Theorem (from Schaum's Linear Algebra) Let $V$ and $U$ be vector spaces and $\{v_1, \ldots, v_n\}$ be a basis on $V$. Let $\{u_1,\ldots, u_n\}$ be arbitrary vectors in $U$. Then there exists a unique linear mapping $F: V \to U$ such that $F(v_i) = u_i$.

I omit the proof, it is not so hard. But I don't understand what this theorem means or what does it imply, how one can use it to deduce more results. Can anybody briefly explain it? Thanks in advance!

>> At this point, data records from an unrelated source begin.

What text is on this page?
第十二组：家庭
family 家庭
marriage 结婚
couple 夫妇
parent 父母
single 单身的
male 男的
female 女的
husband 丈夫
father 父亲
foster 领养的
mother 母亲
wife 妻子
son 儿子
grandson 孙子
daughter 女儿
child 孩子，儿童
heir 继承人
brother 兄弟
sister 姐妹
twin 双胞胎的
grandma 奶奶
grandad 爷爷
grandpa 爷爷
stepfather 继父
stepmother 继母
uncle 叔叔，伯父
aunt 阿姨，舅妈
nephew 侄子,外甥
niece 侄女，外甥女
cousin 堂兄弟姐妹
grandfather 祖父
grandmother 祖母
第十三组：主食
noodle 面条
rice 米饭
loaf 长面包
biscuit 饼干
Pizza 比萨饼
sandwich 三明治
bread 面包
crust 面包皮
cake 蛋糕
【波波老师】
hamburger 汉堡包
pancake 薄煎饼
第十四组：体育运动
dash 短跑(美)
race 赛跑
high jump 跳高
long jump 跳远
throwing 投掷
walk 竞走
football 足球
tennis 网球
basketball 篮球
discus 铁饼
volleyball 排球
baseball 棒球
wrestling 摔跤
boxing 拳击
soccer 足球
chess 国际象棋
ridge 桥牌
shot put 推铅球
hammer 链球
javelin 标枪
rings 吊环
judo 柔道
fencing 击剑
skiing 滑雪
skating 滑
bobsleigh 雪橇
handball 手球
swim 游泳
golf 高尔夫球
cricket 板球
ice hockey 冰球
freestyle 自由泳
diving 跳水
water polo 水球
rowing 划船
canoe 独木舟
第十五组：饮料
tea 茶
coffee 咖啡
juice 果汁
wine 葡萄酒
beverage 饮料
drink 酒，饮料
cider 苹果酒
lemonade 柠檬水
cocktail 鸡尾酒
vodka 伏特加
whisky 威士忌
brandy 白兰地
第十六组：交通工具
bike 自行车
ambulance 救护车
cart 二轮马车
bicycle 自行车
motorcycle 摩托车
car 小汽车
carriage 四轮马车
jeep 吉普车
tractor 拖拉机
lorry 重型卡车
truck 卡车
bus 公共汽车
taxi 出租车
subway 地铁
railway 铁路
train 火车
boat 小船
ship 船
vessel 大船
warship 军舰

The theorem says that the values of a linear transformation $T:V\to U$ are completely and freely determined by the values $T$ attains on a basis of $V$. In more detail, if $T,S:V\to U$ are two linear transformations and $\{v_1 ,\cdots v_n\}$ is a basis for $V$ and $T(v_i)=S(v_i)$ holds for all $v_i$ then $S=T$ (which means that for any $v\in V$ holds that $T(v)=S(v)$). This is the precise meaning of $T$ is completely determined by its values on a basis.

Further, given any (free) choice of vectors $u_1 ,\cdots, u_n$ in $U$ there is a linear transformation $T:V\to U$ such that $T(v_i)=u_i$. This is the meaning of $T$ is freely determined by its values on a basis.

These properties are extremely useful when studying and constructing linear transformations since they reduce the study of an arbitrary linear transformations $T:V\to U$ to understanding what $T$ does on a basis. If $V$ has a finite basis then this process reduces considering the value of $T$ on infinitely many values to just finitely many.

For example, taking the indefinite integral of a function is a linear operator (since it respects addition of functions and scalar multiplication). If you consider the linear space $P$ of all polynomials then you obtain a linear transformation $\int :P\to P$. It is useful to know that the values of $\int$ are determined uniquely by its values on a basis, for instance the basis $\{1,x,x^2,x^3,\cdots\}$.

Another example considers the space $\mathbb R^2$. Given any two points $v_1,v_2$ it is convenient to know that there exists a linear transformation $T:\mathbb R^2\to \mathbb R^2$ with $T(e_1)=v_1$ and $T(e_2)=v_2$ since then you can study properties of these two values by studying properties of the linear transformation.